Again, they laughed, and again Molly could see the small jolt of adrenalin burst through him.

He pulled it on, wrestling his head through the slightly too small collar.

"Thanks mum," he said, and this time it was without jest, he was not aiming to make people laugh, he was not seeking that thrill that came with being the family comedian.

He meant it, and this time the adrenalin shot through Molly, laced with pride, affection, and above all, love.

He was a trouble maker, he had caused her enough worries for a hundred children, never mind the other six, he was argumentative and sometimes went much too far.

He was perfect.

"D'you fancy a game of quidditch later?" he asks, lingering in the doorway.

Ron looks up from his pile of comics and shrugs. "Sure, I'll just finish up in here - say about half an hour?"

George nods. "I'll go and ask Ginny if she wants to play..."

He doesn't hear Ron's response, and trundles down the stairs, hand skating along the gnarled wooden bannister. It's only when he reaches the floor below that it hits him, full in the face.

It's easy to ignore going up the stairs. Once he reaches his floor, he can keep his eyes focused on the skirting boards, the carpet, anything. But coming down the stairs, it's staring him straight in the face.

Fred and George's Room.

The words echo around in his head like a whisper, a cruel whisper, reminding him of what had once been whole and perfect. He can't do anything about it though - he certainly can't bring Fred back from the dead. The sign will remain there forever, no matter how much he wishes it could be turned over or hidden in some dark dusty corner of the attic.

It could be done - it could be done so so easily.

He doesn't want to be the one to do it though. He has never betrayed his brother, and just because he's dead, that doesn't give him an excuse to start now.

He can't tear his eyes away from it, but he has to. He'll end up staying here forever if he doesn't.

The door to his right creaks open, and Percy takes one look between George and the carved wooden sign hanging from the wonky nail, and pats him on the shoulder. The force of the gesture turns George's gaze away from the door, and he is more grateful than Percy will ever know.

"Fancy a game of quidditch?" George croaks, fighting to get his voice back to a normal tone.

"Yes, all right," he says, and George almost smiles. Percy hates playing quidditch, hates flying, but the slight pompous air that is entwined with his answer would be laughter worthy on any other day, in any other universe.

Fred would have been the first to laugh.

"Fred," he whispered.


"How d'you reckon Dumbledore's going to decide which one of us he makes Head Boy?"

Fred laughed into his pillow, and on the other side of the dormitory, Lee Jordan stirred.

"It's ages away, we've got loads of time to be expelled, don't worry."
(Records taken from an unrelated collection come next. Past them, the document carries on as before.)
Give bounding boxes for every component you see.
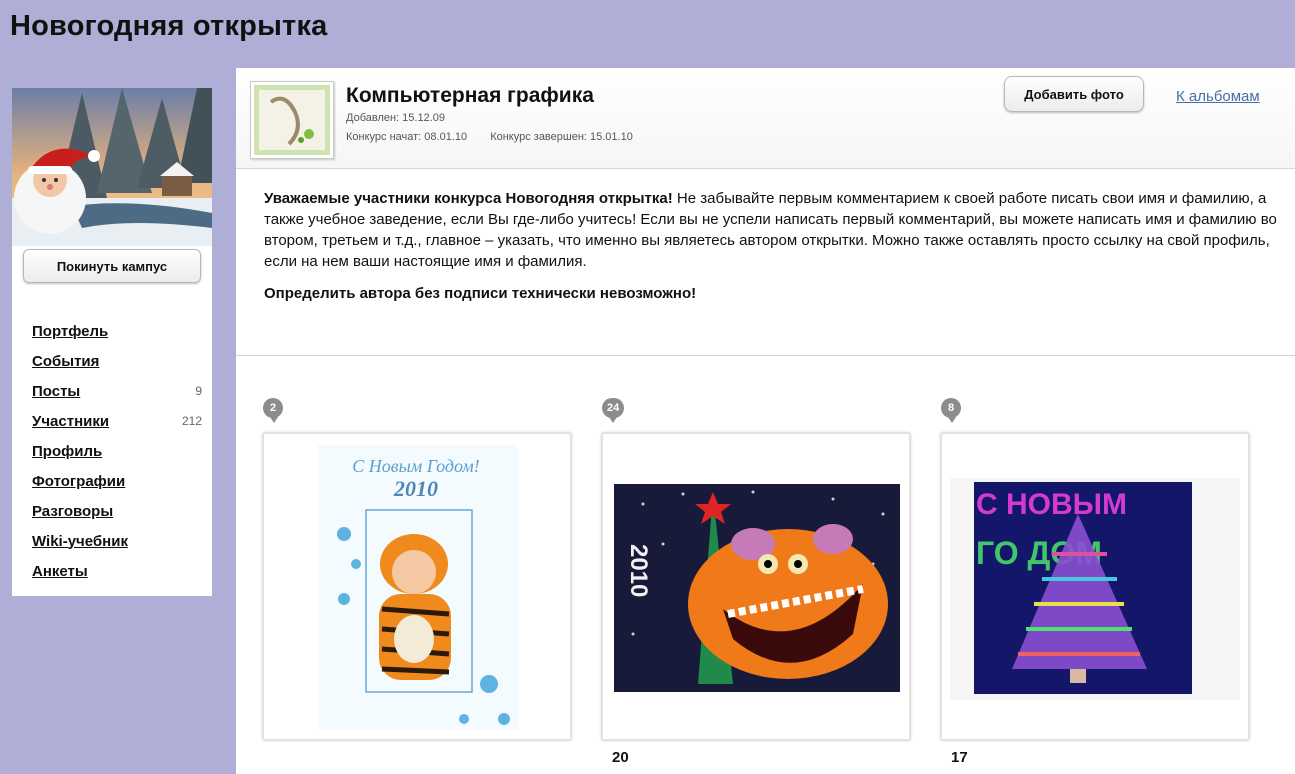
album-added-date: Добавлен: 15.12.09 <box>346 112 445 124</box>
photo-item: 24 2010 20 <box>602 398 912 766</box>
photo-votes: 17 <box>951 749 968 766</box>
sidebar-item-photos: Фотографии <box>32 466 202 496</box>
card-year-text: 2010 <box>625 544 652 597</box>
photo-item: 2 С Новым Годом! 2010 <box>263 398 573 740</box>
sidebar-item-label[interactable]: Участники <box>32 413 109 430</box>
contest-notice: Уважаемые участники конкурса Новогодняя … <box>264 188 1279 315</box>
album-title: Компьютерная графика <box>346 84 594 107</box>
album-cover-image <box>254 85 330 155</box>
sidebar-item-label[interactable]: События <box>32 353 99 370</box>
card-year-text: 2010 <box>393 476 438 501</box>
divider <box>236 355 1295 356</box>
sidebar-item-profile: Профиль <box>32 436 202 466</box>
sidebar-item-count: 212 <box>181 414 202 428</box>
photo-card[interactable]: С НОВЫМ ГО ДОМ <box>941 433 1249 740</box>
photo-votes: 20 <box>612 749 629 766</box>
sidebar-item-events: События <box>32 346 202 376</box>
sidebar-item-surveys: Анкеты <box>32 556 202 586</box>
main-content: Компьютерная графика Добавлен: 15.12.09 … <box>236 68 1295 774</box>
notice-paragraph: Уважаемые участники конкурса Новогодняя … <box>264 188 1279 272</box>
add-photo-button[interactable]: Добавить фото <box>1004 76 1144 112</box>
sidebar-item-label[interactable]: Wiki-учебник <box>32 533 128 550</box>
contest-dates: Конкурс начат: 08.01.10 Конкурс завершен… <box>346 131 633 143</box>
photo-thumbnail: 2010 <box>614 484 900 692</box>
sidebar: Покинуть кампус Портфель События Посты 9… <box>12 88 212 596</box>
page-title: Новогодняя открытка <box>10 10 328 42</box>
album-cover-thumbnail[interactable] <box>250 81 334 159</box>
sidebar-item-label[interactable]: Фотографии <box>32 473 125 490</box>
comment-count-badge[interactable]: 8 <box>941 398 961 423</box>
photo-thumbnail: С НОВЫМ ГО ДОМ <box>950 478 1240 700</box>
sidebar-item-label[interactable]: Разговоры <box>32 503 113 520</box>
leave-campus-button[interactable]: Покинуть кампус <box>23 249 201 283</box>
photo-card[interactable]: С Новым Годом! 2010 <box>263 433 571 740</box>
notice-warning-text: Определить автора без подписи технически… <box>264 285 697 302</box>
sidebar-item-wiki: Wiki-учебник <box>32 526 202 556</box>
photo-thumbnail: С Новым Годом! 2010 <box>318 445 518 730</box>
comment-count-badge[interactable]: 24 <box>602 398 625 423</box>
sidebar-item-portfolio: Портфель <box>32 316 202 346</box>
notice-warning: Определить автора без подписи технически… <box>264 283 1279 304</box>
sidebar-item-label[interactable]: Посты <box>32 383 80 400</box>
sidebar-item-posts: Посты 9 <box>32 376 202 406</box>
photo-card[interactable]: 2010 <box>602 433 910 740</box>
card-text-top: С НОВЫМ <box>976 488 1127 521</box>
card-greeting-text: С Новым Годом! <box>352 456 479 476</box>
photo-item: 8 С НОВЫМ ГО ДОМ 17 <box>941 398 1251 766</box>
contest-end-date: Конкурс завершен: 15.01.10 <box>490 131 633 143</box>
sidebar-item-members: Участники 212 <box>32 406 202 436</box>
sidebar-item-label[interactable]: Анкеты <box>32 563 88 580</box>
contest-start-date: Конкурс начат: 08.01.10 <box>346 131 468 143</box>
comment-count-badge[interactable]: 2 <box>263 398 283 423</box>
campus-avatar-image <box>12 88 212 246</box>
sidebar-nav: Портфель События Посты 9 Участники 212 П… <box>32 316 202 586</box>
notice-lead: Уважаемые участники конкурса Новогодняя … <box>264 190 673 207</box>
sidebar-item-count: 9 <box>195 384 202 398</box>
sidebar-item-label[interactable]: Портфель <box>32 323 108 340</box>
to-albums-link[interactable]: К альбомам <box>1176 88 1260 105</box>
sidebar-item-label[interactable]: Профиль <box>32 443 102 460</box>
sidebar-item-conversations: Разговоры <box>32 496 202 526</box>
album-header: Компьютерная графика Добавлен: 15.12.09 … <box>236 68 1295 169</box>
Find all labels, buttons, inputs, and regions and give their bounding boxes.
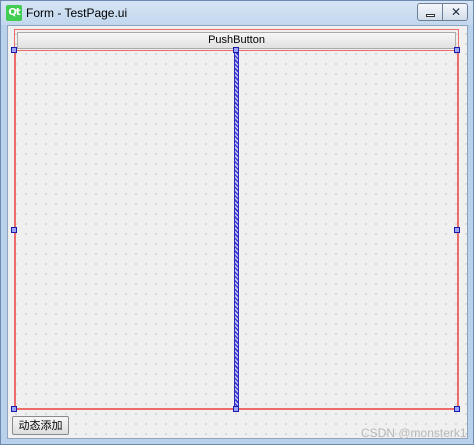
csdn-watermark: CSDN @monsterk1 (361, 426, 467, 440)
designer-form-window: Qt Form - TestPage.ui ✕ PushButton 动态添加 … (0, 0, 474, 445)
selection-handle-top-center[interactable] (233, 47, 239, 53)
selection-handle-top-right[interactable] (454, 47, 460, 53)
qt-logo-icon: Qt (6, 5, 22, 21)
selection-handle-bottom-right[interactable] (454, 406, 460, 412)
window-title: Form - TestPage.ui (26, 6, 128, 20)
minimize-button[interactable] (417, 3, 443, 21)
close-button[interactable]: ✕ (442, 3, 468, 21)
splitter-handle[interactable] (234, 53, 239, 409)
selection-handle-middle-right[interactable] (454, 227, 460, 233)
title-bar[interactable]: Qt Form - TestPage.ui ✕ (1, 1, 473, 25)
dynamic-add-button[interactable]: 动态添加 (12, 416, 69, 435)
selection-handle-bottom-center[interactable] (233, 406, 239, 412)
selection-handle-top-left[interactable] (11, 47, 17, 53)
close-icon: ✕ (450, 5, 462, 19)
form-canvas[interactable]: PushButton 动态添加 (7, 25, 468, 439)
minimize-icon (426, 14, 435, 17)
selection-handle-bottom-left[interactable] (11, 406, 17, 412)
selection-handle-middle-left[interactable] (11, 227, 17, 233)
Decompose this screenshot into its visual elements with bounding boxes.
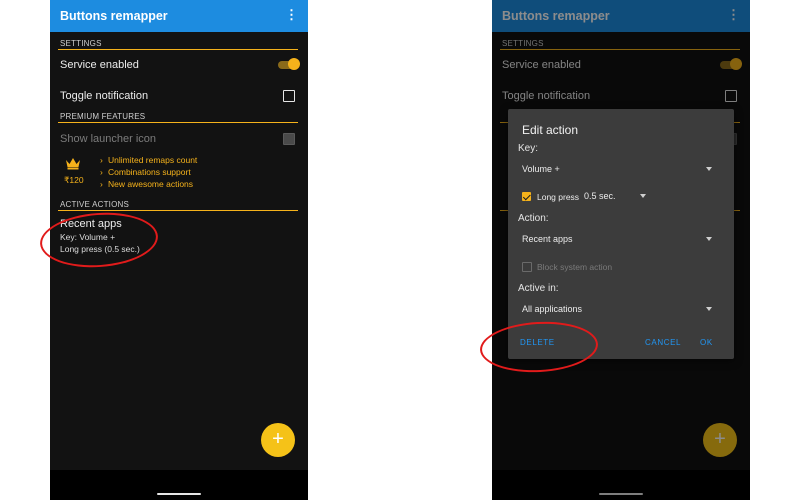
block-system-action-checkbox (522, 262, 532, 272)
plus-icon: + (272, 428, 284, 450)
active-in-value: All applications (522, 304, 583, 314)
app-title: Buttons remapper (60, 9, 168, 23)
key-value: Volume + (522, 164, 560, 174)
premium-price[interactable]: ₹120 (64, 175, 84, 186)
block-system-action-label: Block system action (537, 262, 613, 272)
dropdown-arrow-icon (640, 194, 646, 198)
active-actions-header: ACTIVE ACTIONS (60, 200, 130, 209)
dropdown-arrow-icon (706, 167, 712, 171)
long-press-value: 0.5 sec. (584, 191, 616, 201)
cancel-button[interactable]: CANCEL (645, 338, 681, 347)
phone-screen-dialog: Buttons remapper ⋮ SETTINGS Service enab… (492, 0, 750, 500)
dropdown-arrow-icon (706, 307, 712, 311)
show-launcher-icon-checkbox (283, 133, 295, 145)
long-press-checkbox[interactable] (522, 192, 531, 201)
premium-features-header: PREMIUM FEATURES (60, 112, 146, 121)
ok-button[interactable]: OK (700, 338, 713, 347)
add-action-button[interactable]: + (261, 423, 295, 457)
toggle-notification-checkbox[interactable] (283, 90, 295, 102)
chevron-right-icon: › (100, 155, 103, 165)
dialog-title: Edit action (522, 123, 579, 137)
feature-item: › New awesome actions (100, 179, 194, 189)
chevron-right-icon: › (100, 167, 103, 177)
action-label: Action: (518, 213, 549, 224)
key-label: Key: (518, 143, 539, 154)
feature-item: › Unlimited remaps count (100, 155, 198, 165)
toggle-notification-label: Toggle notification (60, 90, 149, 102)
feature-item: › Combinations support (100, 167, 191, 177)
divider (58, 49, 298, 50)
home-gesture-pill[interactable] (157, 493, 201, 495)
long-press-label: Long press (537, 192, 580, 202)
dropdown-arrow-icon (706, 237, 712, 241)
overflow-menu-icon[interactable]: ⋮ (285, 8, 298, 22)
switch-thumb[interactable] (288, 58, 300, 70)
action-value: Recent apps (522, 234, 573, 244)
active-in-label: Active in: (518, 283, 559, 294)
divider (58, 210, 298, 211)
crown-icon (66, 158, 80, 170)
chevron-right-icon: › (100, 179, 103, 189)
divider (58, 122, 298, 123)
service-enabled-label: Service enabled (60, 59, 139, 71)
app-bar: Buttons remapper ⋮ (50, 0, 308, 32)
navigation-bar (50, 470, 308, 500)
show-launcher-icon-label: Show launcher icon (60, 133, 157, 145)
settings-header: SETTINGS (60, 39, 102, 48)
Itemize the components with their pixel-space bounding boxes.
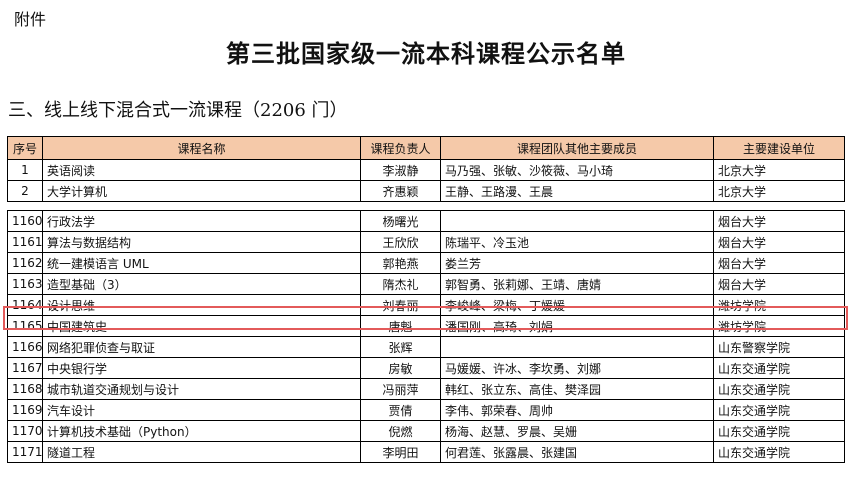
- cell-course-name: 英语阅读: [42, 159, 361, 181]
- table-row: 1165 中国建筑史 唐魁 潘国刚、高琦、刘娟 潍坊学院: [7, 315, 845, 337]
- cell-members: [440, 210, 714, 232]
- cell-leader: 倪燃: [360, 420, 441, 442]
- cell-members: 娄兰芳: [440, 252, 714, 274]
- table-row: 2 大学计算机 齐惠颖 王静、王路漫、王晨 北京大学: [7, 180, 845, 202]
- table-row: 1170 计算机技术基础（Python） 倪燃 杨海、赵慧、罗晨、吴姗 山东交通…: [7, 420, 845, 442]
- cell-unit: 山东交通学院: [713, 420, 845, 442]
- cell-no: 1163: [7, 273, 43, 295]
- cell-members: 郭智勇、张莉娜、王靖、唐婧: [440, 273, 714, 295]
- cell-no: 1170: [7, 420, 43, 442]
- cell-no: 1160: [7, 210, 43, 232]
- header-course-name: 课程名称: [42, 136, 361, 160]
- table-row-highlighted: 1164 设计思维 刘春丽 李峻峰、梁梅、丁媛媛 潍坊学院: [7, 294, 845, 316]
- table-header-row: 序号 课程名称 课程负责人 课程团队其他主要成员 主要建设单位: [7, 136, 845, 160]
- cell-no: 1167: [7, 357, 43, 379]
- table-row: 1160 行政法学 杨曙光 烟台大学: [7, 210, 845, 232]
- cell-unit: 山东交通学院: [713, 441, 845, 463]
- cell-leader: 张辉: [360, 336, 441, 358]
- cell-no: 2: [7, 180, 43, 202]
- cell-unit: 北京大学: [713, 180, 845, 202]
- cell-unit: 山东交通学院: [713, 357, 845, 379]
- cell-no: 1161: [7, 231, 43, 253]
- table-row: 1169 汽车设计 贾倩 李伟、郭荣春、周帅 山东交通学院: [7, 399, 845, 421]
- table-row: 1166 网络犯罪侦查与取证 张辉 山东警察学院: [7, 336, 845, 358]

There it was, that reassuring tone that came so naturally from Fred. George could never muster it, not really. He was always the one that needed to hear it

Mostly he heard it just before they got into very serious trouble, yet every time that voice was used, that optimistic, reasoning tone, George trusted it with his life, and did exactly as he was told.

"D'you think everyone's going to expect us to be good? 'Cause of Bill and Charlie?"

Fred shrugged. "We'll make our mark, don't you worry."

"I'm not worrying," George said.

He was.

"I bet you I'll get a detention before you," Fred said, smirking at George in a challenging way. "I bet you."

"Yeah," said George, "I bet you will too."

Fred laughed and Lee coughed in his sleep.

George pulled his covers up higher and blew out the candle next to his bed.

"Goodnight Forge," he whispered.

"Goodnight Gred."

George follows Percy down the stairs, lulled into a false sense of security by the mundane sight of the back of his older brother's head. As soon as Percy turns towards the kitchen, George sees it. It hits him just as the door sign had, and he has been doing an excellent job of avoiding looking at it until now, again, as he had with the door sign.

It is the clock.

Until now, George had no idea that clocks could be so kind.

Fred's hand is pointing at where the number six ought to be, and the label sends a wave of tranquillity flowing through George's veins.